To echo what some others said the crude sexual bits only detracted more from the story.
The actual ring world is an interesting construct and an original idea, but the rest is just eh.
I'd heard for years how great a book this was, now I just wonder if I read the same book everyone else read.
Good concepts, bad execution While the ideas and concepts of the Ringworld are pretty good, the book overall is BORING. Niven comes up with a creative setting, but then you read page after agonizingly dull page waiting for just something to happen. And when things of interest finally happen, they're rushed. The societies and people the main characters encounter are poorly developed and feel like they were just thrown in. Ultimately, it's ok, but definitely nothing fantastic.

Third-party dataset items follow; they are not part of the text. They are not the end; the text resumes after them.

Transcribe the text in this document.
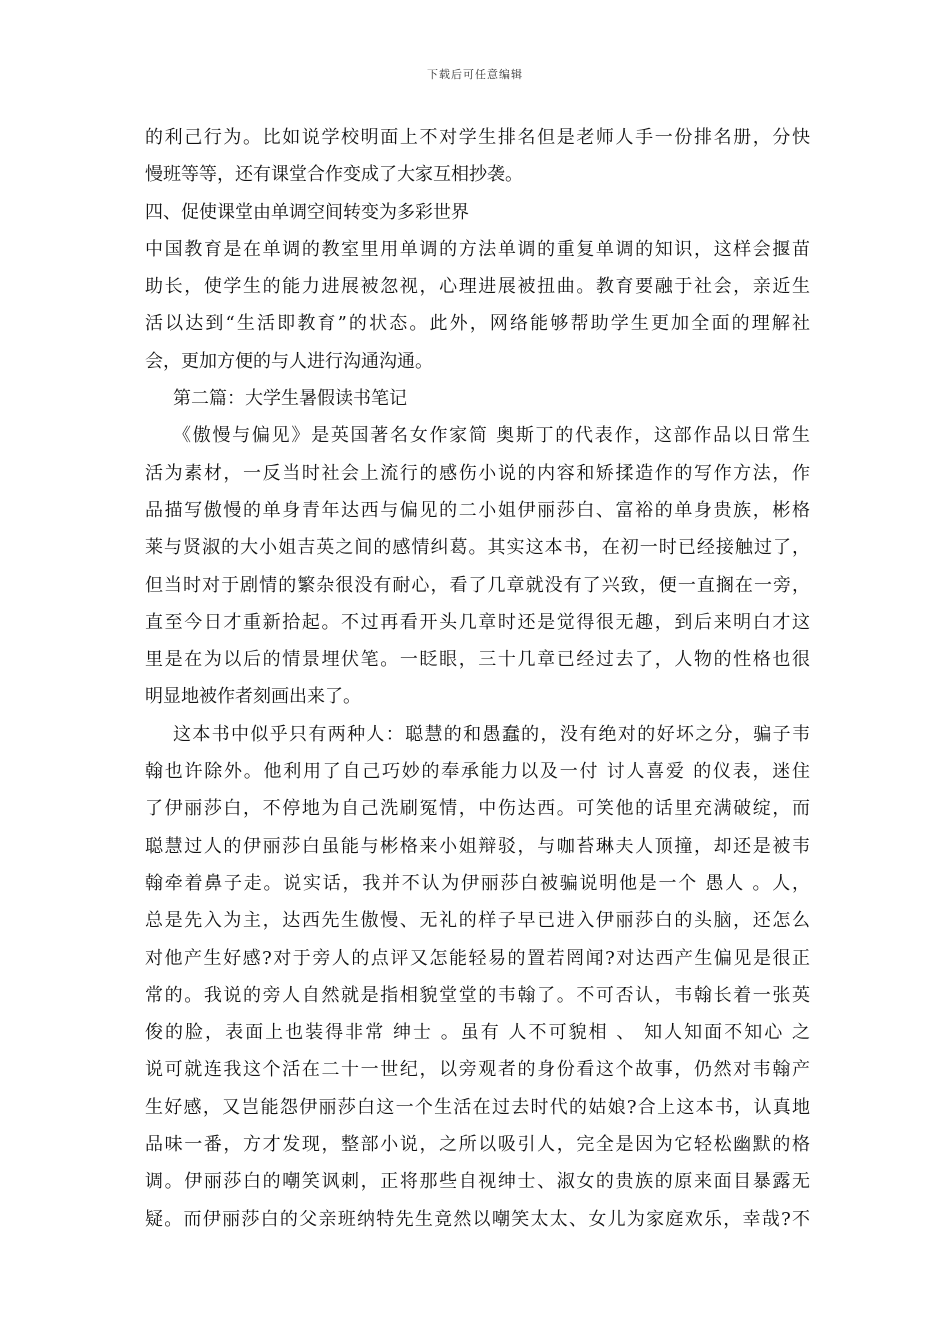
下载后可任意编辑
的利己行为。比如说学校明面上不对学生排名但是老师人手一份排名册，分快
慢班等等，还有课堂合作变成了大家互相抄袭。
四、促使课堂由单调空间转变为多彩世界
中国教育是在单调的教室里用单调的方法单调的重复单调的知识，这样会揠苗
助长，使学生的能力进展被忽视，心理进展被扭曲。教育要融于社会，亲近生
活以达到“生活即教育”的状态。此外，网络能够帮助学生更加全面的理解社
会，更加方便的与人进行沟通沟通。
第二篇：大学生暑假读书笔记
《傲慢与偏见》是英国著名女作家简 奥斯丁的代表作，这部作品以日常生
活为素材，一反当时社会上流行的感伤小说的内容和矫揉造作的写作方法，作
品描写傲慢的单身青年达西与偏见的二小姐伊丽莎白、富裕的单身贵族，彬格
莱与贤淑的大小姐吉英之间的感情纠葛。其实这本书，在初一时已经接触过了，
但当时对于剧情的繁杂很没有耐心，看了几章就没有了兴致，便一直搁在一旁，
直至今日才重新拾起。不过再看开头几章时还是觉得很无趣，到后来明白才这
里是在为以后的情景埋伏笔。一眨眼，三十几章已经过去了，人物的性格也很
明显地被作者刻画出来了。
这本书中似乎只有两种人：聪慧的和愚蠢的，没有绝对的好坏之分，骗子韦
翰也许除外。他利用了自己巧妙的奉承能力以及一付 讨人喜爱 的仪表，迷住
了伊丽莎白，不停地为自己洗刷冤情，中伤达西。可笑他的话里充满破绽，而
聪慧过人的伊丽莎白虽能与彬格来小姐辩驳，与咖苔琳夫人顶撞，却还是被韦
翰牵着鼻子走。说实话，我并不认为伊丽莎白被骗说明他是一个 愚人 。人，
总是先入为主，达西先生傲慢、无礼的样子早已进入伊丽莎白的头脑，还怎么
对他产生好感?对于旁人的点评又怎能轻易的置若罔闻?对达西产生偏见是很正
常的。我说的旁人自然就是指相貌堂堂的韦翰了。不可否认，韦翰长着一张英
俊的脸，表面上也装得非常 绅士 。虽有 人不可貌相 、 知人知面不知心 之
说可就连我这个活在二十一世纪，以旁观者的身份看这个故事，仍然对韦翰产
生好感，又岂能怨伊丽莎白这一个生活在过去时代的姑娘?合上这本书，认真地
品味一番，方才发现，整部小说，之所以吸引人，完全是因为它轻松幽默的格
调。伊丽莎白的嘲笑讽刺，正将那些自视绅士、淑女的贵族的原来面目暴露无
疑。而伊丽莎白的父亲班纳特先生竟然以嘲笑太太、女儿为家庭欢乐，幸哉?不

4 gold rings This is one of the masterpieces of hard-science fiction novels, though that is one of its problems. Its power lies in working out the dazzling scientific premise -- what would an artificial world built on an immense scale be like? The novel has two big flaws, however. Once the characters double back on their path and Niven has no more novelties to present, he seems to lose interest in the story. More importantly, the novel exhibits dated 60s attitudes about condescending to and exploiting "natives". (By the time he started writing the sequels Niven was clearly aware of this, and had his hero treat the Ringworlders as equals and with respect from then on. But the original novel couldn't be rewritten).